Size: 27.5×22.5cm

Signed and dated: Circa in 1950s


Final Price: RMB 3,400,000

signed in English
1.On December 5th, 2017, when Sylvie Buisson, the research expert of Tsuguharu Foujita, saw a group of paintings of Foujita’s for the first time, he was fascinated. Those works were directly purchased from Foujita by a collector, and were never shown to the public. Girl with Bird was included in the group of works, Sylvie Buisson highly praised it. In his opinion, these works have the most representative style of “portrait of girl” by Foujita. Each work is extremely exquisite and delicate, the smooth lines reflect the writing of Oriental Art, and its sophistication is comparable to Japanese flower arrangement.
2.This work is authored and signed by Sylvie Buisson, president of Union Française des Experts (UFE ) Issue Number:D58.130 H.

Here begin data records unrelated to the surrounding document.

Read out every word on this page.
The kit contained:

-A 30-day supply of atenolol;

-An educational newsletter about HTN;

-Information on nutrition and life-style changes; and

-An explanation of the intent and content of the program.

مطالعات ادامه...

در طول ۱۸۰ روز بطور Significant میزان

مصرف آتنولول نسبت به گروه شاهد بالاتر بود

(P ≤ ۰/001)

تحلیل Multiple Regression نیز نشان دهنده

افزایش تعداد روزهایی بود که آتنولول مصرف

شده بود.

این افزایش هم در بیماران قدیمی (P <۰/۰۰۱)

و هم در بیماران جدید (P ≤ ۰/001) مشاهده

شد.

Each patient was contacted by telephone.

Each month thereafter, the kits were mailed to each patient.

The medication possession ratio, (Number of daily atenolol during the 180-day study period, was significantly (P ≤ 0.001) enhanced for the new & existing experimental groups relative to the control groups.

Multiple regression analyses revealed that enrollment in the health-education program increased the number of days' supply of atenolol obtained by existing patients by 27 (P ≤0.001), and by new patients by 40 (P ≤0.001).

During his whole life, Tsuguharu Fujita went back to Japan in 1929, 1933, and 1940. After leaving Japan in 1949, Tsuguharu never returned to Japan any more. He then stayed in his second hometown Paris since the following year. In the 1960s, Paris was replaced by New York, was no longer the global art center.
After returning to Paris, children, especially girls, became the most important subject of his paintings. Compared with his earlier works, girls he painted in this period demonstrated explicit features, such as wide foreheads, large eyes, small mouths and noses, and seemingly identical faces. Tsuguharu wrote, “The children in my paintings are not from real life. I am also a child and I have no child. Children in my paintings are my son, my daughter, my favorite children.” It is obvious that these children in the paintings are a perfect reflection of the artist’s dream. In real life, Tsuguharu was addicted to make various clothes for his dolls, putting them in order on his bed, and take photos of them. In this paintings, he also drew well-designed suits for girls, just like how he dressed up for himself when he was young. Sometimes walking with his friends on the streets of Paris in ancient Greece tunicle, or participating balls with Gigi dressing as a woman. Paris was a stage for him.
In 1960, Tsuguharu decided to move to Villiers-le-Bâcle in the suburbs of Paris, where he bought an old 18th century grange, he spent one year on its renovation to turn it into a residence with a studio. The time living in the grange is the last turning point of Tsuguharu’s whole life, which means his farewell to his hometown and a beginning his seclusion. As he stated, “I gradually felt nothing is better than living alone. I hear no noise and I own every second. This is my current state and also my dream. I want to leave Paris and live in this remote village by myself. I am not abandoning the world but just staying away from it.”
Tsuguharu was regarded as an oriental in France while a westerner in Japan. But such kind of Oriental-Western opposition is not black and white to him as he claimed “My body grows up in Japan while my paintings were created in France. I am rooted in Japan, but my friends are in France. I am an international citizen, both Japan and France are my hometowns and I love both.” In 1968, Tsuguharu died in the State Hospital, in Zurich, Switzerland. He lived a vagrant life suffering the pains of wars, and just like the stranger portrayed by Baudelaire, he sought after evanescent clouds and expressed his endless homesickness in his paintings.